NEW YORK (DTN) -- New York Mercantile Exchange oil futures settled sharply lower Friday afternoon, retreating from Thursday's hefty gains on speculation U.S. crude oil imports and inventory are likely to rebound next week after data issued Thursday showed a surprisingly huge draw of 14.5 million bbl during the week-ended Sept. 2.
The steep stock draw was caused by last week's Hurricane Hermine that disrupted oil production in the Gulf of Mexico and delayed loadings of imported oil in the Gulf Coast.
"The crude stock draw will correct itself because the ships that didn't bring [supply] last week have been doing so this week, so we shall see a build in the data to be released next week," said analyst Phil Flynn at Price Futures.
The oil futures selloff today was also underpinned by a stronger dollar, and risk-off trade that caused the biggest drop in global equity markets since June 23 when Britain voted to leave the European Union. The broader selloff was reportedly triggered by delayed reaction to Thursday's comments from the European Central Bank suggesting there won't be additional stimulus spending going forward.
The Dow Jones Industrial Average, a measure of investor sentiment, tumbled nearly 400 points or 2.1% today, as investors sold company shares to buy the U.S. currency, which is considered a safe asset class because it's backed by the government. A stronger greenback is bearish for oil futures.

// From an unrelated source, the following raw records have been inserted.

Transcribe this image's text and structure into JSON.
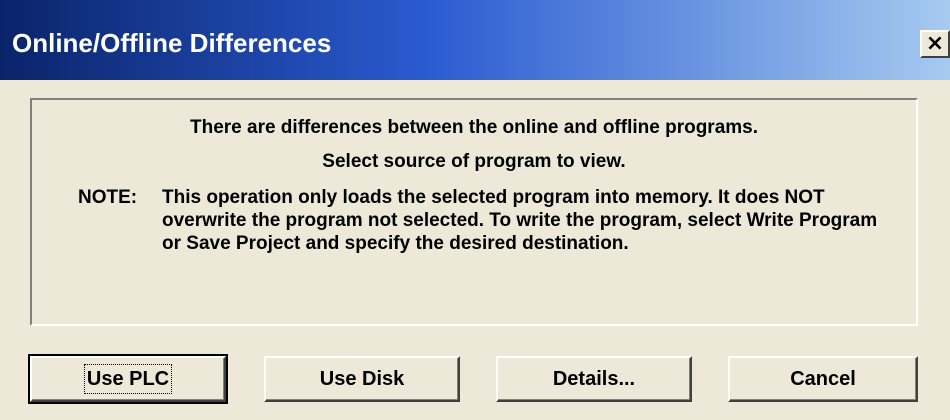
{
  "window": {
    "title": "Online/Offline Differences",
    "close_icon_glyph": "×",
    "colors": {
      "title_gradient_start": "#0a246a",
      "title_gradient_end": "#a6caf0",
      "title_text": "#ffffff",
      "face": "#ece9d8"
    }
  },
  "message": {
    "line1": "There are differences between the online and offline programs.",
    "line2": "Select source of program to view.",
    "note_label": "NOTE:",
    "note_text": "This operation only loads the selected program into memory. It does NOT overwrite the program not selected. To write the program, select Write Program or Save Project and specify the desired destination."
  },
  "buttons": {
    "use_plc": "Use PLC",
    "use_disk": "Use Disk",
    "details": "Details...",
    "cancel": "Cancel"
  }
}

NYMEX October West Texas Intermediate crude futures settled $1.74 lower at $45.88 bbl while up $1.44 or 3.2% on the week. November Brent futures on the IntercontinentalExchange settled down $1.96 at $48.01 bbl while up $1.18 or 2.5% on the week.
NYMEX October ULSD futures dropped 5.18cts to a $1.4304 gallon settlement while up 2.08cts or 1.5% versus a week ago. NYMEX October RBOB futures fell 5.54cts to $1.3611 gallon at settlement, while posting a 5.95cts or 4.6% gain for the week.

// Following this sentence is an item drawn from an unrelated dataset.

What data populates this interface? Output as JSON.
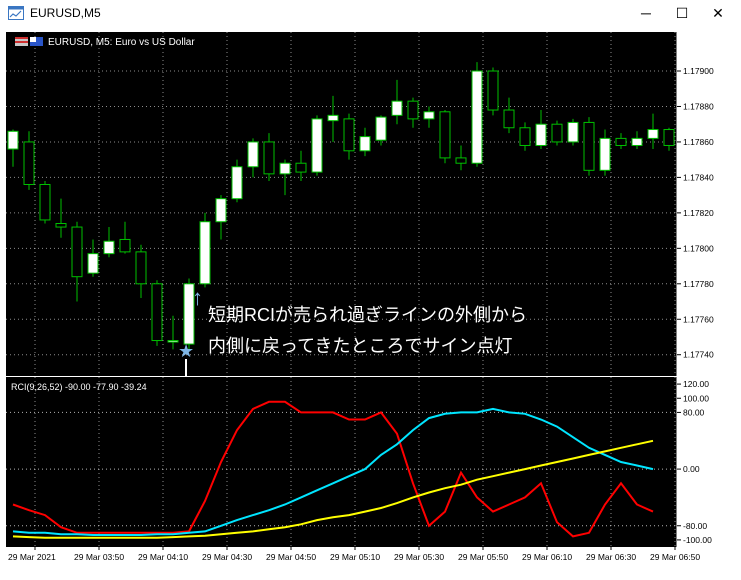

Also pressing down the futures complex, Baker Hughes Inc. reported today that the number of active U.S. rigs for oil drilling increased by seven this week to 414 while down 238 on the year. It follows EIA's weekly report on Thursday showing U.S. crude production fell 30,000 to an 8.458 million bpd two-month low last week.
Traders continued to mull over the prospect of the Organization of Petroleum Exporting Countries agreeing to limit production in concert with other major non-OPEC producers such as Russia. In a move to revive an output freeze initiative initially considered early this year, Russia and Saudi Arabia on Monday announced a deal to coordinate their efforts during a G-20 meeting in China.
The Saudi-Russia pact followed an Aug. 8 OPEC announcement of informal talks to stabilize the market to be held parallel to an International Energy Forum meeting set for Sept. 26-28 in Algiers. However, the market doubts there will be deal to freeze output since there have been conflicting OPEC statements and some of those countries pushing for an agreement are currently producing near record high levels.